In brief

  • A Spanish cryptocurrency company is sending Spanish legislators Bitcoin.
  • The project is similar to Crypto for Congress, an educational campaign to teach US lawmakers about digital currency.
  • The Spanish campaign may have sent too little to be useful.

Earlier this week, the Chamber of Digital Commerce sent every US representative and senator $50 in Bitcoin. Now, Spanish cryptocurrency advocates are getting in on the act. 

Spanish newspaper ABC reported yesterday that all 350 deputies in Spain’s lower house, the Congress of Deputies, are due to receive 1 euro worth of Bitcoin as part of a campaign by tokenized education technology platform Tutellus and crypto news site Observatorio Blockchain.

The idea is similar to a US campaign called Crypto for Congress, although it’s unclear whether that’s a coincidence. 


In that campaign, announced on Monday, cryptocurrency advocacy group Chamber of Digital Commerce announced it was sending $50 worth of Bitcoin to each US member of Congress. The idea wasn’t to bribe them—$50 barely buys a round of beers in DC—but to help lawmakers understand how cryptocurrency actually works. The money went along with a suite of educational training tools on Bitcoin.

Similarly, Tutellus founder Miguel Caballero explained, "Probably many of your Lordships already have some experience in the use of cryptocurrencies, but we would like for those who are not yet familiar with the new money to have the opportunity to become familiar with it," related ABC.

That’s increasingly important for Eurozone member Spain. Christine Lagarde, president of the European Central Bank, said last week that the ECB “should be prepared to issue a digital euro.” The announcement corresponded with the release of a comprehensive report on what digital euro adoption would look like; public consultations begin October 12.

"With a digital euro on the near horizon, we believe that our deputies, as citizens' representatives, should be aware of the benefits and risks of cryptocurrencies," said Caballero.
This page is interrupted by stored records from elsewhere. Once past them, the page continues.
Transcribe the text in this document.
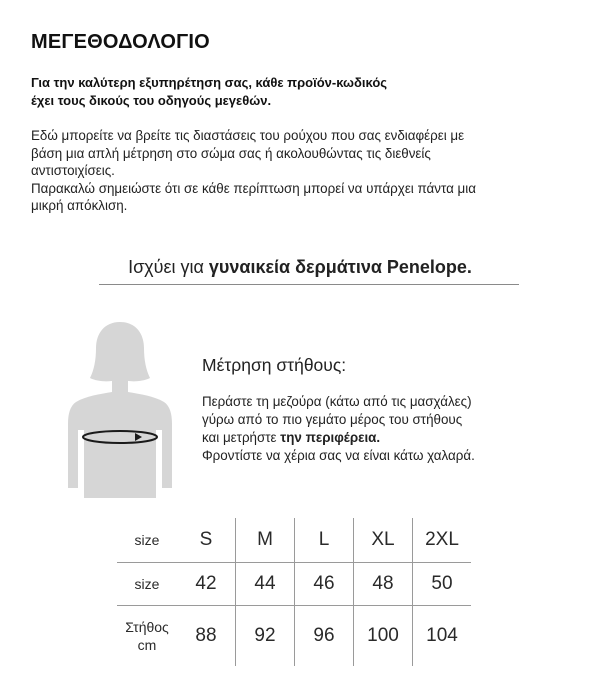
ΜΕΓΕΘΟΔΟΛΟΓΙΟ
Για την καλύτερη εξυπηρέτηση σας, κάθε προϊόν-κωδικός
έχει τους δικούς του οδηγούς μεγεθών.
Εδώ μπορείτε να βρείτε τις διαστάσεις του ρούχου που σας ενδιαφέρει με
βάση μια απλή μέτρηση στο σώμα σας ή ακολουθώντας τις διεθνείς
αντιστοιχίσεις.
Παρακαλώ σημειώστε ότι σε κάθε περίπτωση μπορεί να υπάρχει πάντα μια
μικρή απόκλιση.
Ισχύει για γυναικεία δερμάτινα Penelope.
Μέτρηση στήθους:
Περάστε τη μεζούρα (κάτω από τις μασχάλες)
γύρω από το πιο γεμάτο μέρος του στήθους
και μετρήστε την περιφέρεια.
Φροντίστε να χέρια σας να είναι κάτω χαλαρά.
size	S	M	L	XL	2XL
size	42	44	46	48	50

Στήθος
cm	88	92	96	100	104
To be fair, central bank digital currencies are a different beast than Bitcoin, which is not state-issued. But they both require regulators and legislators to think through liability related to storage and third-party custody, as a recent Bank of Canada report highlighted.


And Spanish legislators also need to make sure they’re keeping pace with their constituents. Notwithstanding Turkey, Spain has one of the highest rates of cryptocurrency adoption in Europe, at 10%, according to the Statista Global Consumer Survey, compared to 7% in the US.

Chamber of Digital Commerce founder and president Perianne Boring told Decrypt, “While the Chamber of Digital Commerce is not affiliated with this program, we support and encourage blockchain and cryptocurrency educational initiatives for policymakers around the world.”

Yet the Chamber’s campaign, at least at first glance, seems more likely to have an impact on legislators’ attitudes than the Spanish one. $50 of Bitcoin is at least enough to experiment with on trading platforms or use to buy something. However, a single euro’s worth—what Spanish deputies are set to receive—doesn’t even cover the average Bitcoin transaction fee, which is currently above $3.50 (€2.96).

A chart showing bitcoin transaction fees over time
Bitcoin transaction fees over time. Image: BitInfoCharts

Nonetheless, it might spark curiosity. And who knows? Maybe this is the first step to Spain’s lawmakers embracing Bitcoin Cash.